Um dia resolveram que eu estudaria Direito. Isso deve fazer uns cinco anos no próxmo inverno. Não que isso faça muita diferença, mas só agora me dei conta de que uma das coisas mais importantes e mais estranhas da minha vida aconteceu na faculdade. Ainda bem que escolheram por mim.

Acontece que no primeiro dia, o fatídico dia em que eu realmente daria alguns dedos para não estar ali, tive uma visão; porque, obviamente, aquilo não poderia ser real.

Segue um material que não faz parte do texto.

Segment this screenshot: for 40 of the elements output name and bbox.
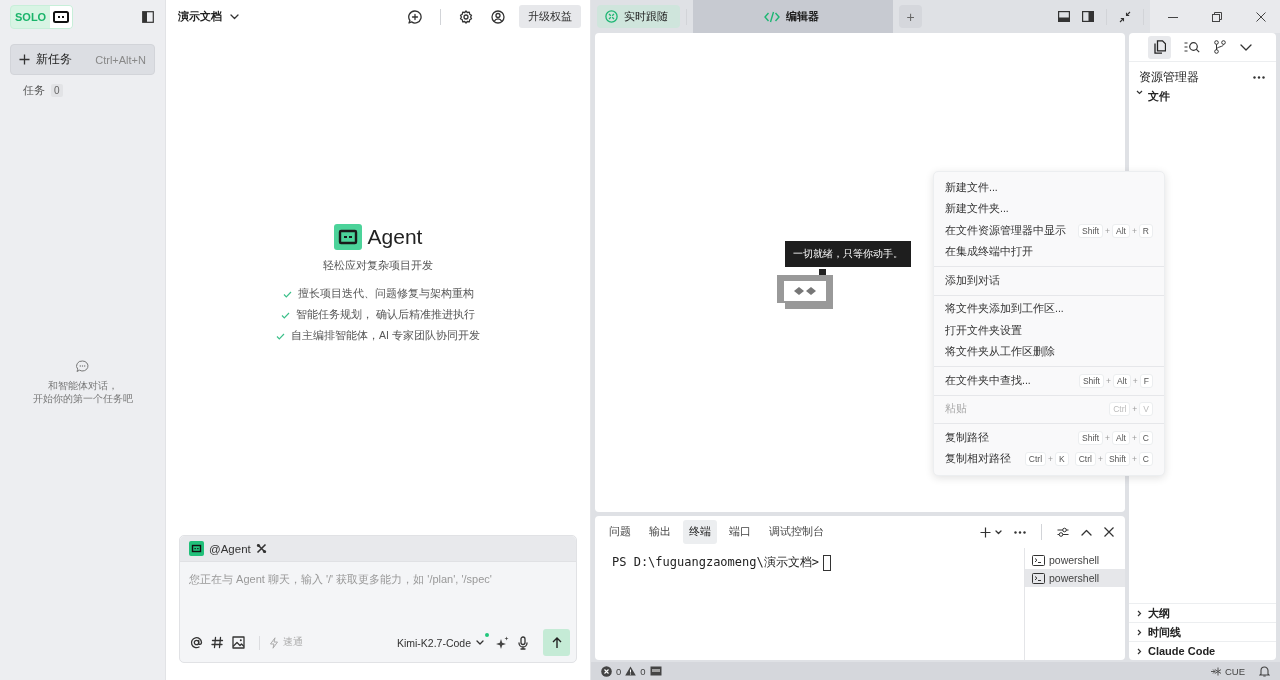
- keycap: Ctrl: [1109, 402, 1131, 417]
- agent-mention: @Agent: [209, 542, 251, 555]
- keycap: Shift: [1078, 373, 1104, 388]
- empty-hint-text: 和智能体对话， 开始你的第一个任务吧: [32, 379, 133, 405]
- explorer-title: 资源管理器: [1139, 70, 1199, 85]
- logo-text: SOLO: [14, 11, 48, 23]
- keycap: F: [1139, 373, 1153, 388]
- plus-sign: +: [1131, 432, 1137, 443]
- feature-text: 擅长项目迭代、问题修复与架构重构: [297, 287, 474, 301]
- plus-sign: +: [1105, 375, 1111, 386]
- plus-sign: +: [1132, 404, 1138, 415]
- plus-sign: +: [1105, 432, 1110, 443]
- plus-sign: +: [1131, 454, 1137, 465]
- keycap: R: [1138, 223, 1153, 238]
- keycap: V: [1139, 402, 1153, 417]
- plus-sign: +: [1131, 225, 1137, 236]
- keycap: Shift: [1104, 452, 1130, 467]
- agent-title: Agent: [367, 225, 423, 249]
- plus-sign: +: [1132, 375, 1138, 386]
- keycap: Ctrl: [1074, 452, 1096, 467]
- shortcut-text: Ctrl+Alt+N: [95, 53, 146, 66]
- plus-sign: +: [1048, 454, 1053, 465]
- keycap: Alt: [1111, 223, 1130, 238]
- keycap: K: [1055, 452, 1069, 467]
- feature-text: 智能任务规划， 确认后精准推进执行: [296, 308, 475, 322]
- terminal-prompt: PS D:\fuguangzaomeng\演示文档>: [612, 554, 819, 571]
- plus-sign: +: [1105, 225, 1110, 236]
- agent-subtitle: 轻松应对复杂项目开发: [323, 258, 433, 273]
- tasks-label: 任务: [23, 83, 45, 98]
- feature-text: 自主编排智能体，AI 专家团队协同开发: [291, 329, 480, 343]
- count-badge: 0: [51, 84, 63, 97]
- plus-sign: +: [1097, 454, 1103, 465]
- keycap: Alt: [1111, 430, 1130, 445]
- keycap: Alt: [1112, 373, 1131, 388]
- keycap: Shift: [1078, 223, 1103, 238]
- keycap: C: [1138, 430, 1153, 445]
- keycap: Shift: [1078, 430, 1103, 445]
- keycap: C: [1138, 452, 1153, 467]
- tooltip: 一切就绪，只等你动手。: [785, 241, 911, 267]
- keycap: Ctrl: [1024, 452, 1047, 467]
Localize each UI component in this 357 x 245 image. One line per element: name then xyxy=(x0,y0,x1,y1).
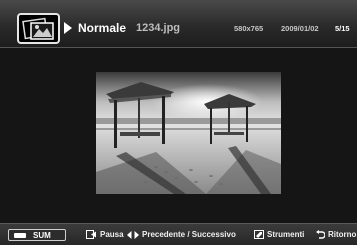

Minha mente não seria criativa a ponto de inventar algo como um dragão dourado belo e reluzente olhando pra mim, falando comigo e puxando uma suave discussão envolvendo economia, Marx e provavelmente suas tentativas de salvar o mundo.

Aquilo me perturbou durante semanas. Mas, os outros pareciam não se dar conta daquele enorme dragão soltando fumaça e jogando seu charme pra meninas indefesas. Eu estava enlouquecendo. Sempre gostei de dragões. E ter um assim, do seu lado, faz sua respiração falhar por alguns segundos.

Então, o dragão arrumou uma namorada. Ela era da turma. Eles eram lindos. Mas os dragões são meio azarados no amor como pude perceber mais tarde. E ele se tornou meu amigo. O melhor, o mais forte, o mais belo, o mais cativante, o mais engraçado e bom.

Ele me aconselhava em algumas noites frias. Vinha do reino dos dragões voando suave pra me levar ao cinema. (Ele gostava muito de desenhos 3D). Ria das minhas bebedeiras e de vez em quando esboçava um pseudo-ciúme infantil. E eu o amava, com tudo que se pode amar o dragão mais leal, justo, honesto e belo que existe. Ainda que na minha mente ele pareça uma saudável alucinação. Eu não ligo. Ele será sempre meu dragão.

segunda-feira, 12 de outubro de 2009

Com Tolkien, para Beren


Nos encontramos na Terra-Média. Ele levava seu cachimbo e eu escondia alguns Dragões e Balrogs no fundo da bolsa. Falava enrolado, como alguém que tem muito a dizer mas que não consegue expressar. No entanto, em meio a ironias sutis, quase divertidas, sua expressão era mais severa que a de um pastor presbiteriano calvinista predestinado a salvação.

Discutimos a magnitude do brilho das Silmarills e invocamos alguns Ents para uma companhia tranquila. Vimos Mithrandir provocar alguns Hobbits e caminhamos a esmo pelas florestas encantadas parando apenas para discutir a natureza de todos os desentendimentos entre elfos e anões. E depois de muito debate, concluimos que o mundo foi realmente tecido por uma melodia quase inaudível.

Por fim, perguntei sobre Lúthien; e o silêncio agressivo dos seus olhos me sugou para seu próprio abismo. O homem animado e quase infantil, tornara-se sorumbático. E como num filme, conforme contava a sua história pude ver a minha própria entrelaçando-se a dos nossos personagens favoritos. Eram três estórias de amor. Uma marcada pela separação oriunda da Guerra, outra pela morte, e a minha pelas coincidências. E hoje eu compreendo. Não passam de boas estórias, dessas que rendem poesias, cartas, fotos e algumas lágrimas.